Als die örtliche Polizei beim Radiosender in Gleiwitz eintrifft, sind SS-Offizier Alfred Naujocks und sein Kommando verschwunden. In derselben Nacht überfallen andere SS-Kommandos in Uniformen des polnischen Militärs eine deutsche Zollstation im nahen Dorf Hochlinden und ein Forsthaus im rund 100 Kilometer nordwestlich gelegenen Pitschen. Auf diese angeblich polnischen Überfälle beruft sich am folgenden Morgen Adolf Hitler zur Rechtfertigung des deutschen Angriffs auf Polen: „Seit 5 Uhr 45 wird jetzt zurückgeschossen!“[1]

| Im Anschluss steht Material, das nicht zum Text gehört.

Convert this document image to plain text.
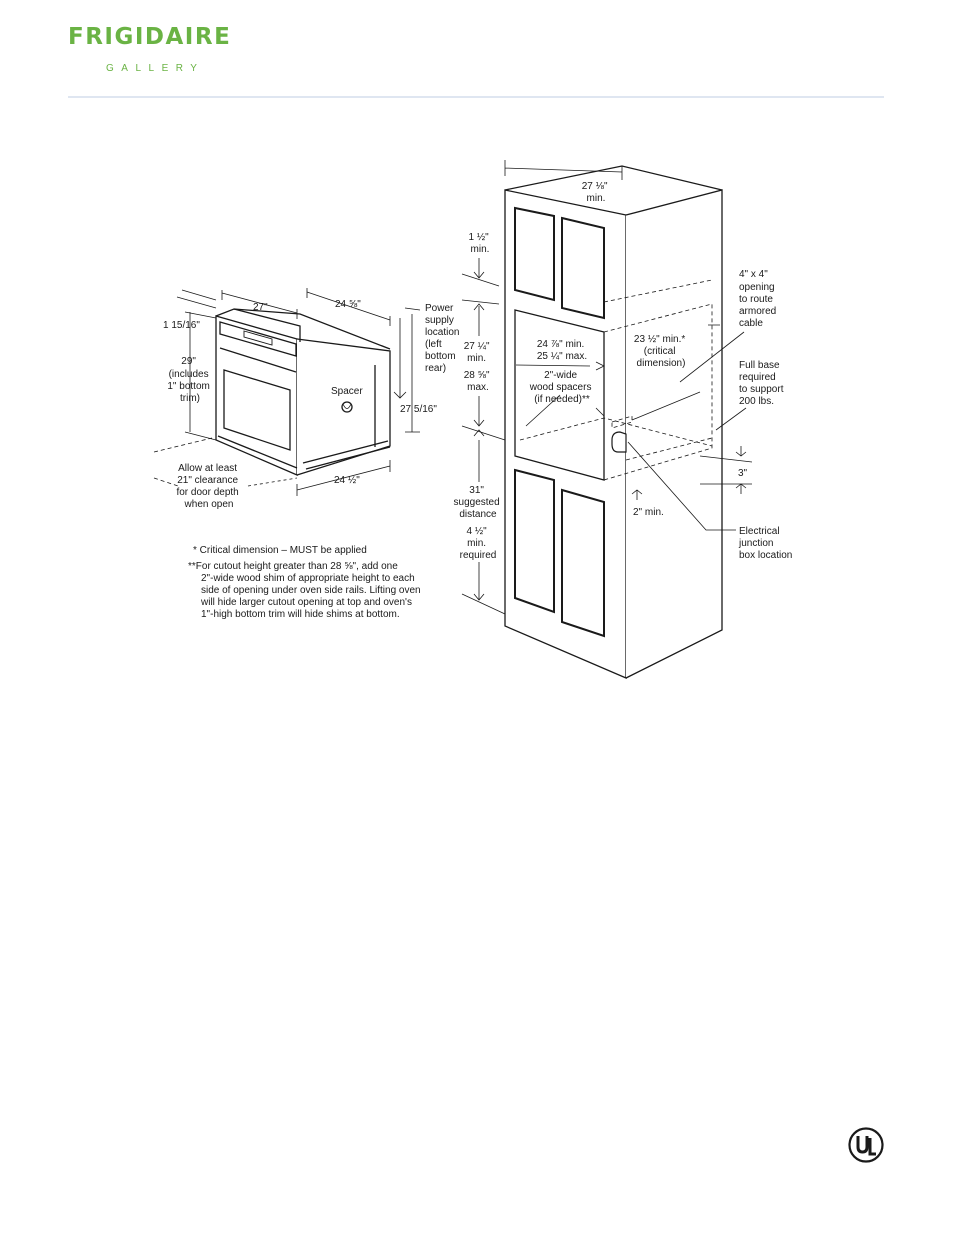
FRIGIDAIRE
GALLERY
27"	24 ⅝"
1 15/16"
29" (includes 1" bottom trim)
Spacer
Power supply location (left bottom rear)
27 5/16"
Allow at least 21" clearance for door depth when open
24 ½"
27 ⅛" min.
1 ½" min.
27 ¼" min. 28 ⅝" max.
24 ⅞" min. 25 ¼" max.
2"-wide wood spacers (if needed)**
23 ½" min.* (critical dimension)
4" x 4" opening to route armored cable
Full base required to support 200 lbs.
3"
2" min.
Electrical junction box location
31" suggested distance
4 ½" min. required
* Critical dimension – MUST be applied
**For cutout height greater than 28 ⅝", add one
2"-wide wood shim of appropriate height to each
side of opening under oven side rails. Lifting oven
will hide larger cutout opening at top and oven's
1"-high bottom trim will hide shims at bottom.
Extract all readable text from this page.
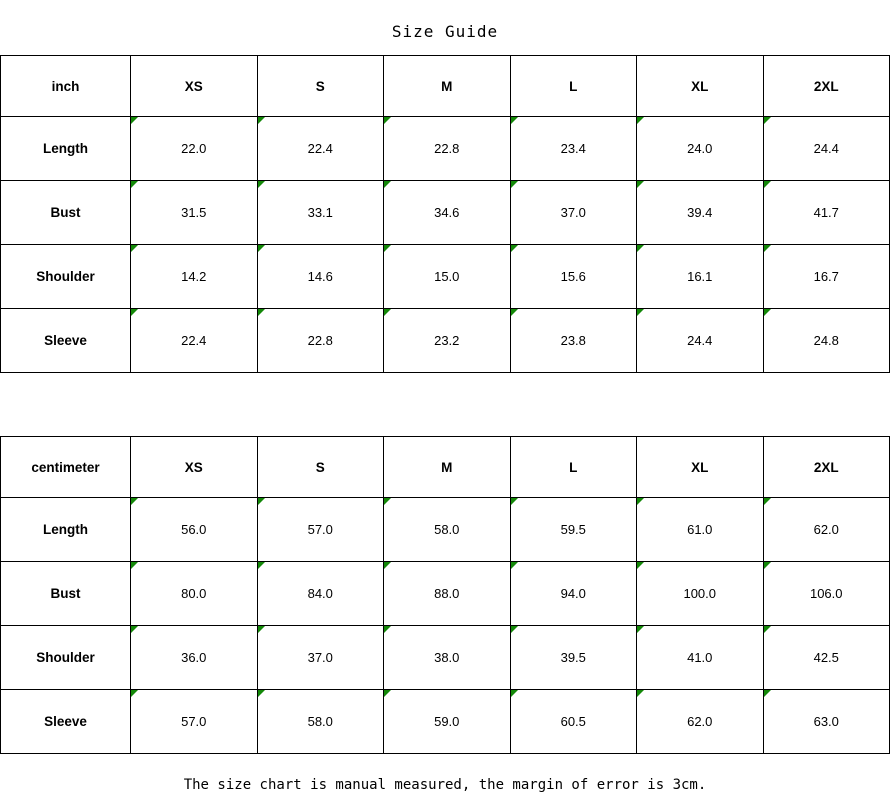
Size Guide
inch	XS	S	M	L	XL	2XL
Length	22.0	22.4	22.8	23.4	24.0	24.4
Bust	31.5	33.1	34.6	37.0	39.4	41.7
Shoulder	14.2	14.6	15.0	15.6	16.1	16.7
Sleeve	22.4	22.8	23.2	23.8	24.4	24.8
centimeter	XS	S	M	L	XL	2XL
Length	56.0	57.0	58.0	59.5	61.0	62.0
Bust	80.0	84.0	88.0	94.0	100.0	106.0
Shoulder	36.0	37.0	38.0	39.5	41.0	42.5
Sleeve	57.0	58.0	59.0	60.5	62.0	63.0
The size chart is manual measured, the margin of error is 3cm.
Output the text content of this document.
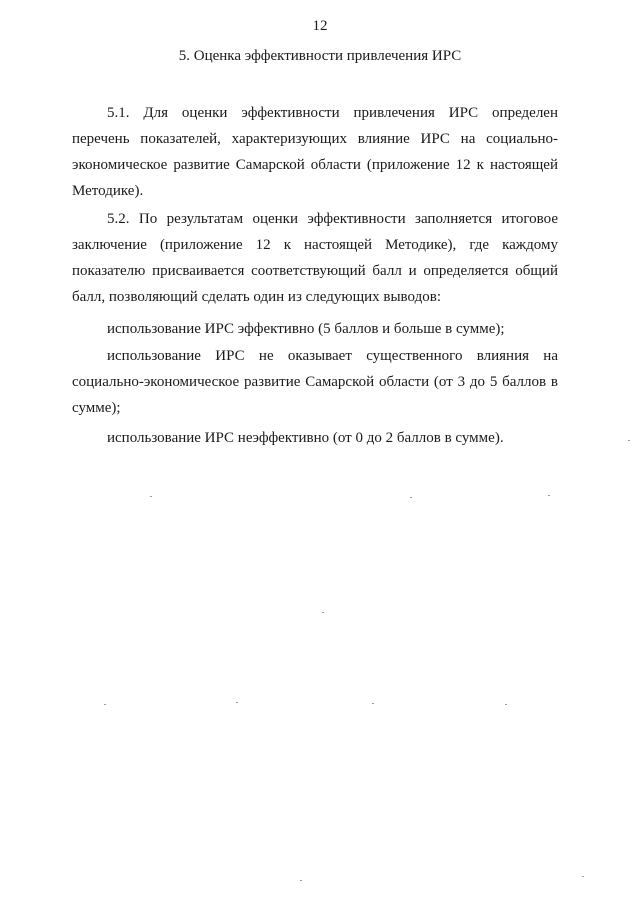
12
5. Оценка эффективности привлечения ИРС

5.1. Для оценки эффективности привлечения ИРС определен перечень показателей, характеризующих влияние ИРС на социально-экономическое развитие Самарской области (приложение 12 к настоящей Методике).

5.2. По результатам оценки эффективности заполняется итоговое заключение (приложение 12 к настоящей Методике), где каждому показателю присваивается соответствующий балл и определяется общий балл, позволяющий сделать один из следующих выводов:

использование ИРС эффективно (5 баллов и больше в сумме);

использование ИРС не оказывает существенного влияния на социально-экономическое развитие Самарской области (от 3 до 5 баллов в сумме);

использование ИРС неэффективно (от 0 до 2 баллов в сумме).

Die inszenierten Überfälle auf grenznahe Einrichtungen in Oberschlesien am Vorabend des Kriegsbeginns 1939 sind ein geradezu idealtypischer Fall einer sogenannten False-Flag-Operation. Bei einem solchen Einsatz unter falscher Flagge handeln Regierungsstellen gegen die zumindest vordergründigen Interessen eigener Bürger, mitunter buchstäblich unter Vortäuschung einer fremden Nationalität, auf jeden Fall aber im Geheimen. Es handelt sich also in gewisser Weise um eine Verschwörung der Regierung oder von Teilen der Regierung gegen die eigene Bevölkerung.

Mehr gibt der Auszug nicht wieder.